Tudor maths test

The rule and question of a catte. There is a catte at the fote of a tre the length of 300 fote. This catte goeth upwarde eche daye 17 fote, and descendeth eche nyght 12 fote. I demand in how longe tyme shall she be at ye toppe.

Answere. Take vp and abate the nyght of the daye. That is 12 of 17, and there remayneth 5, therefore the catte mounteth eche daye 5 fote. Deuyde now 300 by 5 & therof cometh 60, dayes then she shal be at the toppe.

Taken from the oldest known English arithmetic book: An Introduccion For To Lerne And To Rekyn With The Pen, & With The Counters (1536).

Should I ask this question (in Tudor English, naturally) at my next interview? There is of course, the small matter of the given answer being wrong. The catte shall be at the toppe of the tre at ye ende of daye 58.

2 Responses to “Tudor maths test”

  1. Anonymous says:

    17 feet in a whole day? That's one dithering pusscat.

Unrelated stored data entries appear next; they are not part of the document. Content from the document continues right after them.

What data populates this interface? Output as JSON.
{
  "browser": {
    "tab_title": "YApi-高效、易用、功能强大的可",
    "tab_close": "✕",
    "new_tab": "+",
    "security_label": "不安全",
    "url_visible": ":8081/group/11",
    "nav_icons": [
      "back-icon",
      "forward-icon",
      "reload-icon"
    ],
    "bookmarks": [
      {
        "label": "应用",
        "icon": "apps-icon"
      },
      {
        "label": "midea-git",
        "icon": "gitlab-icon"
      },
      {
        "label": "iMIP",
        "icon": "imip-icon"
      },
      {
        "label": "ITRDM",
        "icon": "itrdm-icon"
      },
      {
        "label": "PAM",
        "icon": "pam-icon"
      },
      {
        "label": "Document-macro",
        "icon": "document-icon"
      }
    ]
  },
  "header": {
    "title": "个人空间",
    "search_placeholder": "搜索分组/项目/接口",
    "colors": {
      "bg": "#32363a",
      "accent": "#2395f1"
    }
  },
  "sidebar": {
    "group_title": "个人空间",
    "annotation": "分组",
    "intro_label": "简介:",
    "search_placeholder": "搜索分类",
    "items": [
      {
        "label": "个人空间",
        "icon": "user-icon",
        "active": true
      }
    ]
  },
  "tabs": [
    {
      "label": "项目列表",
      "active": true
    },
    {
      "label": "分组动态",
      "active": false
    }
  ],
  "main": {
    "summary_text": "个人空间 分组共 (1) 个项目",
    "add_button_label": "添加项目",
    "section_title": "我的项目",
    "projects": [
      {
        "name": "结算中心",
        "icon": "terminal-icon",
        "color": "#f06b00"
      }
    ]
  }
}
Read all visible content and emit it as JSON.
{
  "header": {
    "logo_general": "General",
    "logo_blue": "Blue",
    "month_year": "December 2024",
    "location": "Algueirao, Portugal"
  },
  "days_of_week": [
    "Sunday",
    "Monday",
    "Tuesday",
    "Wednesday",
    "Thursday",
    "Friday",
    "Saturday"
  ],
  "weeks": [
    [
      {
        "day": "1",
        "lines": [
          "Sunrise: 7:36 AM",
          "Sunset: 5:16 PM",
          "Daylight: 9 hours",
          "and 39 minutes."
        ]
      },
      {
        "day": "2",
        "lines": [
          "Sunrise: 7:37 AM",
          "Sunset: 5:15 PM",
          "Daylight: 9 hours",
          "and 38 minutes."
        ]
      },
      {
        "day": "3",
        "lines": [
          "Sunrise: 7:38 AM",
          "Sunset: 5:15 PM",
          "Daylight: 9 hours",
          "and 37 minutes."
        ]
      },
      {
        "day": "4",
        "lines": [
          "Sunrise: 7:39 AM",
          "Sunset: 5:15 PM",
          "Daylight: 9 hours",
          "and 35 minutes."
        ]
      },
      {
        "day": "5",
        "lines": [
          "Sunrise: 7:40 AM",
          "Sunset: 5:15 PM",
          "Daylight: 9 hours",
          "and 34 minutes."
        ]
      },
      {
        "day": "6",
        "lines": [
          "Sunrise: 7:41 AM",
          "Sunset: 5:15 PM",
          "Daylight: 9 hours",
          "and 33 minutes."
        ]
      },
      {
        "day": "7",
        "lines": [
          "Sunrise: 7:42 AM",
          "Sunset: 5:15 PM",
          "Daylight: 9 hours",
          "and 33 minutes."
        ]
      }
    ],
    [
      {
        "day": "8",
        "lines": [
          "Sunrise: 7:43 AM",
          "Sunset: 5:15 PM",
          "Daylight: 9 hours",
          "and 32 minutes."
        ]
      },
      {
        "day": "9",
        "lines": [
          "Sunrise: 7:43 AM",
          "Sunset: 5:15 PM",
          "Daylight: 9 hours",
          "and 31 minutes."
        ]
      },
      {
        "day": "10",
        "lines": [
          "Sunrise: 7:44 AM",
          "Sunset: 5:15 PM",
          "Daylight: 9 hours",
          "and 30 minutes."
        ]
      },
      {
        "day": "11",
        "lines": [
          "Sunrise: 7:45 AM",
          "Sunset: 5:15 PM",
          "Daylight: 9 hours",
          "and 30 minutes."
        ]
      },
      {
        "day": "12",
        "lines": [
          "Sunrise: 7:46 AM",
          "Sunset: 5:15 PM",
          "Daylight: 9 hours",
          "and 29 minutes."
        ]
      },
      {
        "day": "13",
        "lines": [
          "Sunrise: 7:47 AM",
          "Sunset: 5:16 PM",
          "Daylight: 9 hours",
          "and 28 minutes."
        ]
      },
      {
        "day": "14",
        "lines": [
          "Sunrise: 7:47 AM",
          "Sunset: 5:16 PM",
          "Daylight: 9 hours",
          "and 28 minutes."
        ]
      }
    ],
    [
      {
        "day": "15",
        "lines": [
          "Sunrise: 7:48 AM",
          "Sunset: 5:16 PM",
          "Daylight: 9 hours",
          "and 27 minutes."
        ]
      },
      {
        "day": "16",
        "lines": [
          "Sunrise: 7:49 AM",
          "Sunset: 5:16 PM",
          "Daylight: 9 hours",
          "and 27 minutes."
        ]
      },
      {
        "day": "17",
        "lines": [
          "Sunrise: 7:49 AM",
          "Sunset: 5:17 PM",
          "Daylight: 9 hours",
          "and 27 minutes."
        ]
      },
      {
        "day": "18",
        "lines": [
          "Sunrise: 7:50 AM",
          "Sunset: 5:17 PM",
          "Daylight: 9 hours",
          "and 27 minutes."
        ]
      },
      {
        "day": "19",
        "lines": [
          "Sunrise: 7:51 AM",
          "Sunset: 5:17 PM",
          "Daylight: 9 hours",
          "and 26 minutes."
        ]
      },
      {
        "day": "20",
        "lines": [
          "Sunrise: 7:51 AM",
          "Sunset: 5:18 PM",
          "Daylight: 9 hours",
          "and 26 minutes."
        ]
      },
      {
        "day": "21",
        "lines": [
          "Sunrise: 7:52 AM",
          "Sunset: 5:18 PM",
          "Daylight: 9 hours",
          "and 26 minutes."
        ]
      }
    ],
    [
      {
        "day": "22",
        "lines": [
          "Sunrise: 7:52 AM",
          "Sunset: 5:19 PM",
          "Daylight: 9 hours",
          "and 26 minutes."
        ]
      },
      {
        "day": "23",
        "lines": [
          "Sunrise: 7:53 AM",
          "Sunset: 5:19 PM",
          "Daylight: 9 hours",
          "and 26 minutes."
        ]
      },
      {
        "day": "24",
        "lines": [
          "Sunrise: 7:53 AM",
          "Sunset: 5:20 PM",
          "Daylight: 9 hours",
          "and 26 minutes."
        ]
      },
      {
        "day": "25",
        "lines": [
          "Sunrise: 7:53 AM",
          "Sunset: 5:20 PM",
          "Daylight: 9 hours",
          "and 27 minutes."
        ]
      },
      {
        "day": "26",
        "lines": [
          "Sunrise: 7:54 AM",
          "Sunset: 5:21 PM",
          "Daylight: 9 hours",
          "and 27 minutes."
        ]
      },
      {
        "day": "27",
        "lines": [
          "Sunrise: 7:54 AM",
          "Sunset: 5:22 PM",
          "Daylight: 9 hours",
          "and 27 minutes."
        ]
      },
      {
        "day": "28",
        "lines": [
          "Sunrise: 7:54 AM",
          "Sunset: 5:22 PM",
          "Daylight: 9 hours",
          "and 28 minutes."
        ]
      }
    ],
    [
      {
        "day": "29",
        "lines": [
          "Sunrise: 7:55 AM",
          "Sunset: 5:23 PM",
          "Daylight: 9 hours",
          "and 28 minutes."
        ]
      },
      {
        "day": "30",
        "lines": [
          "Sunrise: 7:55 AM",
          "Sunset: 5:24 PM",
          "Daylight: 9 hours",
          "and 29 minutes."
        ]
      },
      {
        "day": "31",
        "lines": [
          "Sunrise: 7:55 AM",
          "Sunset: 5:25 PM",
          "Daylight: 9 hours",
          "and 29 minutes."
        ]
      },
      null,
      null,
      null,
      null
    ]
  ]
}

Bonzo did 20 feet in about 10 seconds when next door's dog, Rock, (because that's how hard he is) barked at him. He then went up a branch equivalent of a cul-de-sac and ended up swinging precariously from what can only be described as a twig, crying piteously. I was 8 and a half months pregnant and standing on a chair underneath said twig, also crying piteously. Luckily he fell on our side of the wall, not Rock's, and landed on his feet unharmed. It was a truly traumatic event for us both. Emily


  2. elbeno says:

    The one in the book was obviously a “lyght catte whych cannot be extendede, nor suffers the resistanse of ye aether”.